I2P bootstrap arguments for i2prouter start.

If provided, it should be parsed as command line arguments (c.f. shlex.split()).

Note

The command will be run as DARC_USER, if current user (c.f. getpass.getuser()) is root.

ZeroNet Proxy Configuration

DARC_ZERONET
Type:

bool (int)

Default:

1

If manage the ZeroNet proxy through darc.

ZERONET_PORT
Type:

int

Default:

4444

Port for ZeroNet proxy connection.

ZERONET_RETRY
Type:

int

Default:

3

Retry times for ZeroNet bootstrap when failure.

ZERONET_WAIT
Type:

float

Default:

90

Time after which the attempt to start ZeroNet is aborted.

Note

If not provided, there will be NO timeouts.

ZERONET_PATH
Type:

str (path)

Default:

/usr/local/src/zeronet

Path to the ZeroNet project.

ZERONET_ARGS
Type:

str (Shell)

Default:

''

ZeroNet bootstrap arguments for ZeroNet.sh main.

Note

If provided, it should be parsed as command line arguments (c.f. shlex.split()).

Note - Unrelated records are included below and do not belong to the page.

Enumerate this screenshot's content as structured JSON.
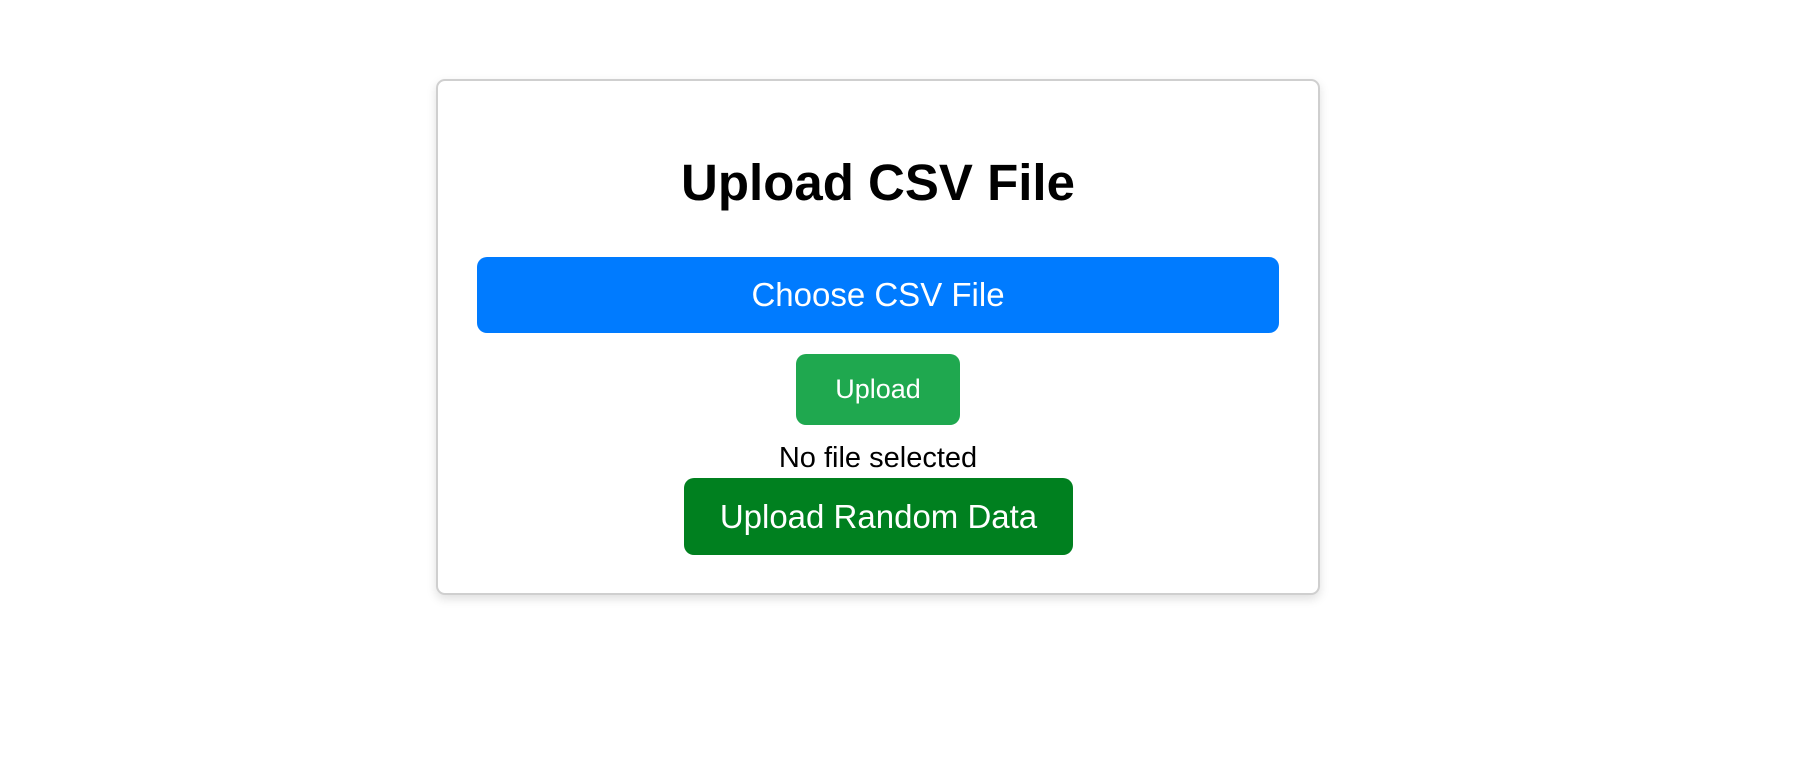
{
  "card": {
    "title": "Upload CSV File",
    "choose_label": "Choose CSV File",
    "upload_label": "Upload",
    "status_text": "No file selected",
    "random_label": "Upload Random Data"
  },
  "colors": {
    "choose_button": "#007bff",
    "upload_button": "#1fa84f",
    "random_button": "#00801f"
  }
}
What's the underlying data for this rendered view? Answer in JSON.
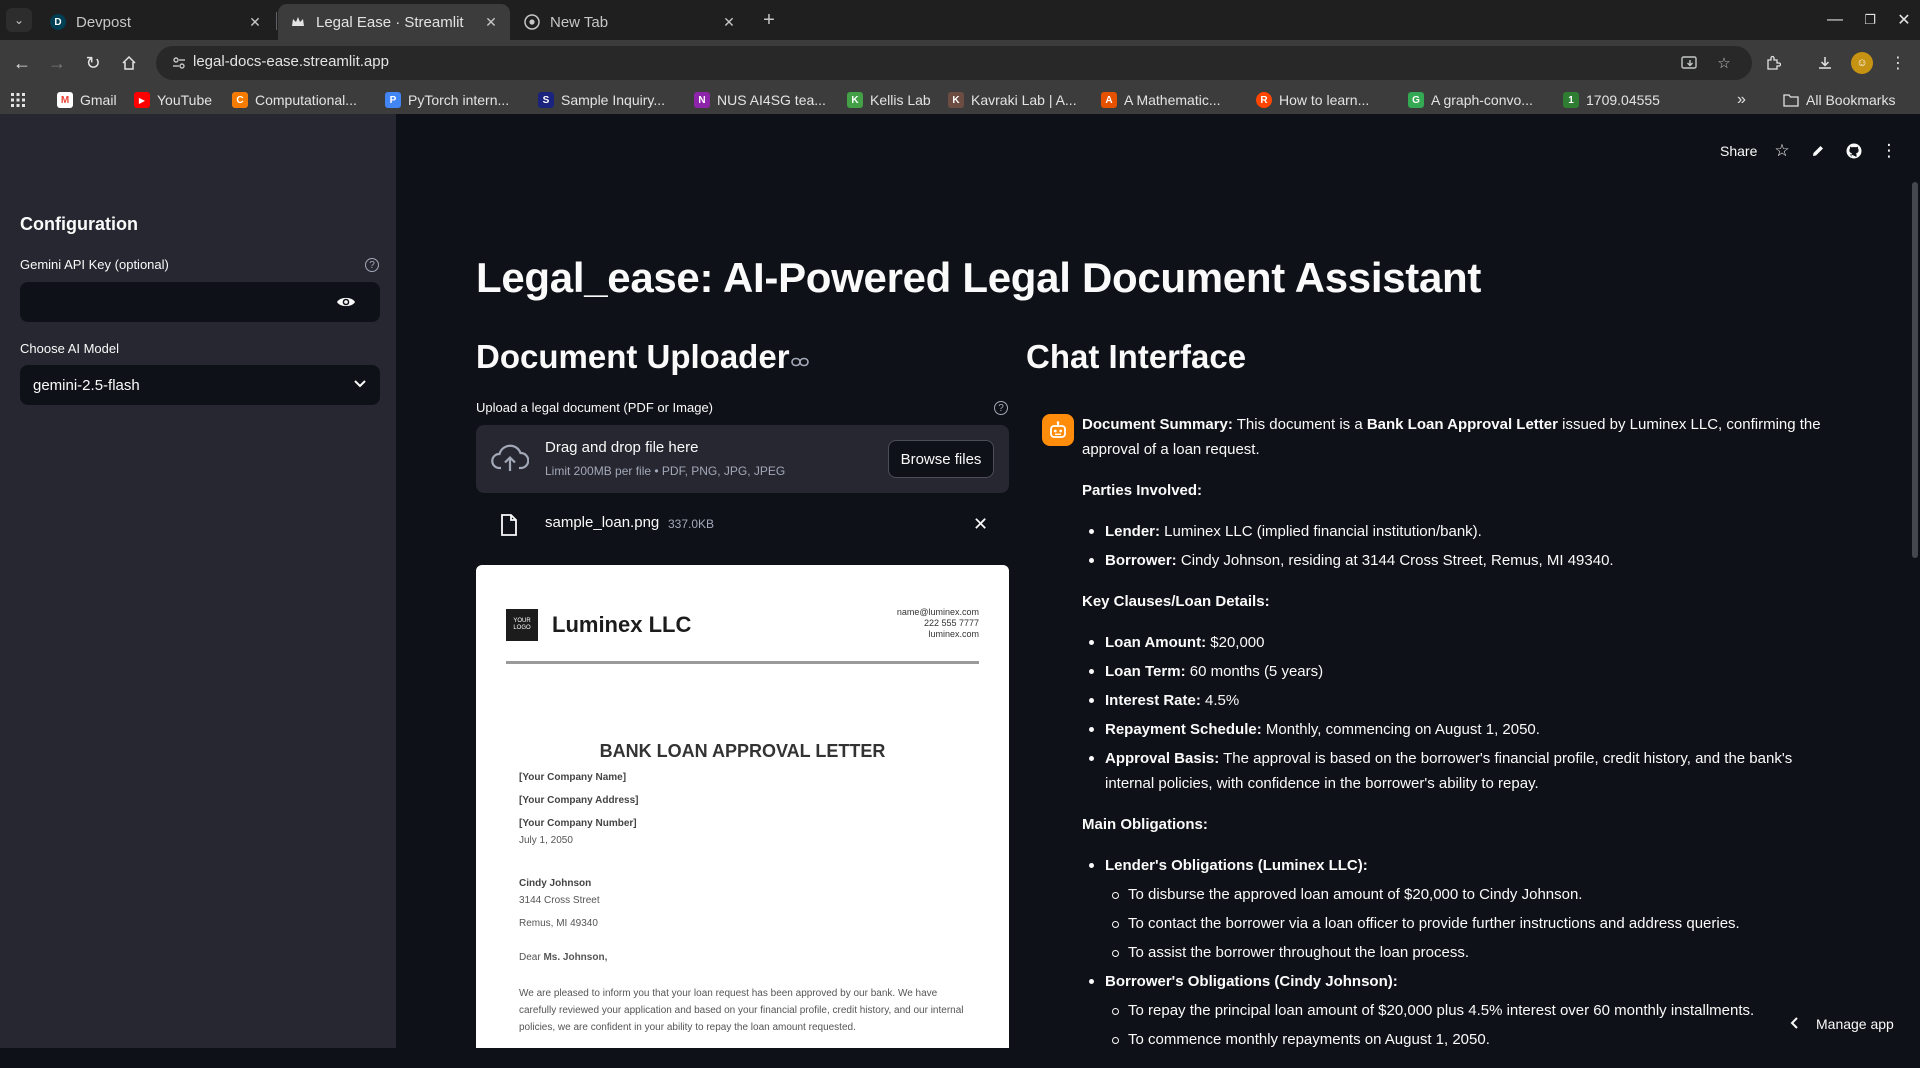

Freenet Proxy Configuration

DARC_FREENET
Type:

bool (int)

Default:

1

If manage the Freenet proxy through darc.

FREENET_PORT
Type:

int

Default:

8888

Port for Freenet proxy connection.

FREENET_RETRY
Type:

int

Default:

3

Retry times for Freenet bootstrap when failure.

FREENET_WAIT
Type:

float

Default:

90

Time after which the attempt to start Freenet is aborted.

Note

If not provided, there will be NO timeouts.

FREENET_PATH
Type:

str (path)

Default:

/usr/local/src/freenet

Path to the Freenet project.

FREENET_ARGS
Type:

str (Shell)

Default:

''

Freenet bootstrap arguments for run.sh start.

If provided, it should be parsed as command line arguments (c.f. shlex.split()).

Note

The command will be run as DARC_USER, if current user (c.f. getpass.getuser()) is root.